Now, with more concentrated zeal, the fierce “St. Ottery” interrogates poor Flora, mercilessly. “Flora, dear, is there something you would like to tell me?” and, “Flora, dear, you can te
ll me, you know: I’ve seen the dreadful thing, I’m aware.” And, most cruelly: “My child, you may as well confess ! I’ve spoken with your ‘Miss Jessel,’ and she has told me.”
Jessel is a witness, albeit an invisible and powerless witness, when a bubble bursts at last in Flora’s brain. Her sobs might be those of countless children, reverberating horribly in the catacombs beneath the great ugly House of Bly. Flora screams, “No no no no! I didn’t! I don’t! I don’t know what you mean! I hate you!”
Jessel is powerless to interfere even as she sees the hysterical child caught up in Mrs. Grose’s arms.
What more bitter irony, that Jessel should find herself grateful for, of all people, her old enemy Mrs. Grose.
I will be extinct by daylight: it’s time.
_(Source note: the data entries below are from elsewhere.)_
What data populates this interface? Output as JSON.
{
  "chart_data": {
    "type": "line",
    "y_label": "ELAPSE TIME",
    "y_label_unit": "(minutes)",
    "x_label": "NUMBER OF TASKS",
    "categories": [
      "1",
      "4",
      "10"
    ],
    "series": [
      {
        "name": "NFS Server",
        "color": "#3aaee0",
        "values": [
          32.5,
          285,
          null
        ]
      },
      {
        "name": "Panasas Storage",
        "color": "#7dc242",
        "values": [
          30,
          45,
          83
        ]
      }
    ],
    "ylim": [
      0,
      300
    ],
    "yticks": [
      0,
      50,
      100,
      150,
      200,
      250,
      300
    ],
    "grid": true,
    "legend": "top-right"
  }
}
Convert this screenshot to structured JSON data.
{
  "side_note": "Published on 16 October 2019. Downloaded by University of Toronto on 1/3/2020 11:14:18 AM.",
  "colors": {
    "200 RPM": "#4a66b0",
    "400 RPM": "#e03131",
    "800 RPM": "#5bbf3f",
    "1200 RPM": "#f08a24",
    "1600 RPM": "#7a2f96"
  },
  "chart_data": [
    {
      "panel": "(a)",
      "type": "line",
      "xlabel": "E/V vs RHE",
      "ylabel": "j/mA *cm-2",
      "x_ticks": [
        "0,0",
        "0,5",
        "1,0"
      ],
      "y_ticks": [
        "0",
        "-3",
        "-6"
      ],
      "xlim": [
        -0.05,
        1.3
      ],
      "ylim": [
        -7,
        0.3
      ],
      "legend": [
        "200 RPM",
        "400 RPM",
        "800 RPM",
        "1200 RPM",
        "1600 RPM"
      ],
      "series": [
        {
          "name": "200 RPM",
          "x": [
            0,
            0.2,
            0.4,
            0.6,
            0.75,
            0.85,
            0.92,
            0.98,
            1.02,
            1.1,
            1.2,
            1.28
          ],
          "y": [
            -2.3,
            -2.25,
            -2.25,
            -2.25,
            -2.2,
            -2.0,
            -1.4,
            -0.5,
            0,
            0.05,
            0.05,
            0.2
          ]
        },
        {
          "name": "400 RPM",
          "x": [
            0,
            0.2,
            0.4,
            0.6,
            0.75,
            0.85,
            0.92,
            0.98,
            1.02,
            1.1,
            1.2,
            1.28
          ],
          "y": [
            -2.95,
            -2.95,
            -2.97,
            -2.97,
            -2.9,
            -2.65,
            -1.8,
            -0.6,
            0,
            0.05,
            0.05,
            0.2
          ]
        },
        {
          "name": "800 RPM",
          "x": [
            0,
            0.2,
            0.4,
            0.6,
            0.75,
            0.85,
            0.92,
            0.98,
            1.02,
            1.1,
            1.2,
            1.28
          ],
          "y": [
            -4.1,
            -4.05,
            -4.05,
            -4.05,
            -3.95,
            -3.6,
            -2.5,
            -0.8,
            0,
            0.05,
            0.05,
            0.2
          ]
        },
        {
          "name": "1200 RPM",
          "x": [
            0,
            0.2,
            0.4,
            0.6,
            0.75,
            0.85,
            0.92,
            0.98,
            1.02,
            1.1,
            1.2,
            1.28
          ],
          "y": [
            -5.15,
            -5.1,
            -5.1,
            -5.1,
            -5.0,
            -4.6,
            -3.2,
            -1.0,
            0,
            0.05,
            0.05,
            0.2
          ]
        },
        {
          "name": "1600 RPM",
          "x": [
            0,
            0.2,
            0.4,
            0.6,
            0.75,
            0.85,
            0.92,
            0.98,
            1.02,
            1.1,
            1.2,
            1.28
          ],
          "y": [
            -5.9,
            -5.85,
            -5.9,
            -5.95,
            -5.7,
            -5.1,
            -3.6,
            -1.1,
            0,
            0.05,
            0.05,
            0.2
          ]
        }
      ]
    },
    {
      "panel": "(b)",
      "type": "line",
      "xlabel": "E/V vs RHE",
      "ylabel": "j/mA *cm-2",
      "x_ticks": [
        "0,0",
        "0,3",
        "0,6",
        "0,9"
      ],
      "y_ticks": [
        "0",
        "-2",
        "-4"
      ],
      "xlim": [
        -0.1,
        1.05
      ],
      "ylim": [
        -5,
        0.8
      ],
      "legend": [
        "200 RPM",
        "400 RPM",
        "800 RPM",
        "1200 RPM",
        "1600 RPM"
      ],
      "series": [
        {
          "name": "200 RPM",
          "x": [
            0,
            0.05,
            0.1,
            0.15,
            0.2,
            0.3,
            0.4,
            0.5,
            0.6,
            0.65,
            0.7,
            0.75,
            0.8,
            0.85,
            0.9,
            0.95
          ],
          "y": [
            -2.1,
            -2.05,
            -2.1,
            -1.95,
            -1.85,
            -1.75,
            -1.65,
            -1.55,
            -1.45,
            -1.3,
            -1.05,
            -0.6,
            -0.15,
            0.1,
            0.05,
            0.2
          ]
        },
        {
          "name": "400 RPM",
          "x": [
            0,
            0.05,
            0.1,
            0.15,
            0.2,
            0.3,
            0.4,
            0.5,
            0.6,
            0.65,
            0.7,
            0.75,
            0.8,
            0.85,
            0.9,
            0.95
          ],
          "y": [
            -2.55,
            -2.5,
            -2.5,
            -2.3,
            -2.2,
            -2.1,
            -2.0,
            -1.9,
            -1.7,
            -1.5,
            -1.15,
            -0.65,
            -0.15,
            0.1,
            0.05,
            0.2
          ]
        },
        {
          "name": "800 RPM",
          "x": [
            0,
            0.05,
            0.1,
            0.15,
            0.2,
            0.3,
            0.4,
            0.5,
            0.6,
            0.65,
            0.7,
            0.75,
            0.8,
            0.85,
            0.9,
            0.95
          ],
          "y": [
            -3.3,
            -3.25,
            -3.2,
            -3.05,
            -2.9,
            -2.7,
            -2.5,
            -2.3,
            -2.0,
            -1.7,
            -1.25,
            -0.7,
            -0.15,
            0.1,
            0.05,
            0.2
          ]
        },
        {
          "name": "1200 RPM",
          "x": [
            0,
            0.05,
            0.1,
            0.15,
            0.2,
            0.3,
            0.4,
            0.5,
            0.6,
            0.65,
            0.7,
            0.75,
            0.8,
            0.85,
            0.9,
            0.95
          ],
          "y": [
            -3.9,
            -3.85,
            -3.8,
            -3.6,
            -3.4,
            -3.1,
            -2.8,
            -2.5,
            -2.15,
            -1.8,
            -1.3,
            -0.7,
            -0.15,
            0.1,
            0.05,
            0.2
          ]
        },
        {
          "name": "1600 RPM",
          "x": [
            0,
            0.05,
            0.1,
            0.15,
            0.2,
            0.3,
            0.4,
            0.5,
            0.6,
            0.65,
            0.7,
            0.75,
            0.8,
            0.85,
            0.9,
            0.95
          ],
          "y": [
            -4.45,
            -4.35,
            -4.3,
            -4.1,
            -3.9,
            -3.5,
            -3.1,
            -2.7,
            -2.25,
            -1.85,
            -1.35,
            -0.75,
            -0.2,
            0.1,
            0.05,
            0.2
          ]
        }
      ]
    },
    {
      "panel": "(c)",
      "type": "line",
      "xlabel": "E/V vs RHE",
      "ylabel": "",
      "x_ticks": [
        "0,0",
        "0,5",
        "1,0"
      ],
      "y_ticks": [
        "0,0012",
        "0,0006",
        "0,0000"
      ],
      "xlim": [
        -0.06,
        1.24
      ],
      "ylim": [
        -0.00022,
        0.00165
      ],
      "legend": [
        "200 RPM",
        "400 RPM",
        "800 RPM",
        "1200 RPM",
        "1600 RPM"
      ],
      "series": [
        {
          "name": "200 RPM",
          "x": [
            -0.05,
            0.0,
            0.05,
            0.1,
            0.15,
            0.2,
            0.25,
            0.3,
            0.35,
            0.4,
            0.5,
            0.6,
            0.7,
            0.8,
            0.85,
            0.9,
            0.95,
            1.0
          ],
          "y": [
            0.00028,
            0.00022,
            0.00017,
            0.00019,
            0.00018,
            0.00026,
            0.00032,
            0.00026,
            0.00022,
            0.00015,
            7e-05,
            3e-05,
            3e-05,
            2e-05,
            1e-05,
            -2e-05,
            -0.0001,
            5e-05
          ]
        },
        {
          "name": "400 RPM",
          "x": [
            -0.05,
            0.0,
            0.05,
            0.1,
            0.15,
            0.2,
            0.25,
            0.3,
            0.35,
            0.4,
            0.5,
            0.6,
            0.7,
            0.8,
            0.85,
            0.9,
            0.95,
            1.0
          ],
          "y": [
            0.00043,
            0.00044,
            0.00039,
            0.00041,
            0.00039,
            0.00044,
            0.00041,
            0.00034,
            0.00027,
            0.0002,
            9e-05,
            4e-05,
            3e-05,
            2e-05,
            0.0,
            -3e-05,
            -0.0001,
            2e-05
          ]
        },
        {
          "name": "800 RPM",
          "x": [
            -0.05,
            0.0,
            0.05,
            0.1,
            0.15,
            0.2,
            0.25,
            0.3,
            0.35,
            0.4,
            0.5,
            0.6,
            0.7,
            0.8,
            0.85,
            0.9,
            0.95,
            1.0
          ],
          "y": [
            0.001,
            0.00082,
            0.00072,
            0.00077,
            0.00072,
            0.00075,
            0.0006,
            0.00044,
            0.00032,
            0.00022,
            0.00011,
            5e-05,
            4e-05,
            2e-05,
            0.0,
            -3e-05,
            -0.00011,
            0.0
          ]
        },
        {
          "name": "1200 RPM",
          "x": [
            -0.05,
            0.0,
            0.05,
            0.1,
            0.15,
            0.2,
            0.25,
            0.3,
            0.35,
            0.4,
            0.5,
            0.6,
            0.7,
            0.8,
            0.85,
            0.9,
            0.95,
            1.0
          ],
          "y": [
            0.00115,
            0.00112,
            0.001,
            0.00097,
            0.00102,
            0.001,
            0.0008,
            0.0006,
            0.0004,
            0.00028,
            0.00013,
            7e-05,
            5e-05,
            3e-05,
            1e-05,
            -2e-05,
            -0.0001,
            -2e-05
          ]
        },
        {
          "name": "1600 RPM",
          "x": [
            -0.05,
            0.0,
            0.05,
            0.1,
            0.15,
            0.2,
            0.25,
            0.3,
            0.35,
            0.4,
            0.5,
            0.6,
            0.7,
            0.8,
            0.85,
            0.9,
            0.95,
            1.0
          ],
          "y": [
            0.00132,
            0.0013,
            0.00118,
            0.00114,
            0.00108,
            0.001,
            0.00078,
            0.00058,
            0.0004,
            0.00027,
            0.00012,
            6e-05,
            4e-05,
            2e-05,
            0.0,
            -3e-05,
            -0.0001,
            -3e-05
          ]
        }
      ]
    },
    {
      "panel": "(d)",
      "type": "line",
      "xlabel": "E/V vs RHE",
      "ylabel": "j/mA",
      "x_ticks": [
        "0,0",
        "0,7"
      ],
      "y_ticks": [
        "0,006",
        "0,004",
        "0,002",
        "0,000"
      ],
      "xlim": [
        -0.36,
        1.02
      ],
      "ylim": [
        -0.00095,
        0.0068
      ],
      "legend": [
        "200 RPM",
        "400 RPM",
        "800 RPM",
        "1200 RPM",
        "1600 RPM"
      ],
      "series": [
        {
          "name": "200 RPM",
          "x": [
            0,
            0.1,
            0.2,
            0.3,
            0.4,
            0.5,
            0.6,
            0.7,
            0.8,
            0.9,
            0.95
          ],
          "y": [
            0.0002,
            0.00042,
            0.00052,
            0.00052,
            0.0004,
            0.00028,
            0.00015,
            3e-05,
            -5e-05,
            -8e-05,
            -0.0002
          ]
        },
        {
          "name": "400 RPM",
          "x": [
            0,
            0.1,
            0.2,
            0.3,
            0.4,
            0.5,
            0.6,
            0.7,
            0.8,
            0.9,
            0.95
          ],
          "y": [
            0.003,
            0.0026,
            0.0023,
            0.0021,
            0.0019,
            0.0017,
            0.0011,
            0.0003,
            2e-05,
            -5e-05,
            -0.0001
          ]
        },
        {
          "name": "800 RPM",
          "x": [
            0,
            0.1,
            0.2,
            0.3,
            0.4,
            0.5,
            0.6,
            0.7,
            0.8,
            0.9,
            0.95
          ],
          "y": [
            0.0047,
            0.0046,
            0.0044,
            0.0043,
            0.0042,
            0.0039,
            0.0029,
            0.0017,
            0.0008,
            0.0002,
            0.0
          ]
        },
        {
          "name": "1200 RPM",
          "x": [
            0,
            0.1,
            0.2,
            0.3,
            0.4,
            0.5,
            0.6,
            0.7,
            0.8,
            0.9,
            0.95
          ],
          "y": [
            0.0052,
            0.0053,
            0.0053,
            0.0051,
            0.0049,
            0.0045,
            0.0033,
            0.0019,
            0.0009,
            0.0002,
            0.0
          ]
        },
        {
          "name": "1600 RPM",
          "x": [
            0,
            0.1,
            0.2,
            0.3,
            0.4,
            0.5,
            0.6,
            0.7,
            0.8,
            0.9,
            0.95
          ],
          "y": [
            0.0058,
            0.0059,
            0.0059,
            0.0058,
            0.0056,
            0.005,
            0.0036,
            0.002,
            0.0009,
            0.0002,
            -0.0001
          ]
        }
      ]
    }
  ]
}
I have been only a memory of night.
The old house rings, down to the very catacombs, with the mad child’s howls, her guttural little barks of profanity, obscenity. Mrs. Grose and another woman servant, accompanying Flora on the journey to London, where she will be put under the supervision of a noted child physician, are obliged numerous times to clap their hands over their ears, for shame.
Mrs. Grose asks tearfully, “Where did that angel pick up such language?”
“St. Ottery” remains behind, of course, to care for little Miles. She is shaken—saddened-baffled—infuriated—by the loss of little Flora, but she is determined not to lose Miles.
She, too, the virgin daughter of a country parson, a Methodist. On her knees, praying to Our Father for strength against the Devil. She reads the New Testament for solace, and for a girding of the loins. Did not Our Savior cast out evil demons from the afflicted?—did not He, when He chose, have the power of raising the dead? In such a universe, of fiercely contending spirits, all things are possible.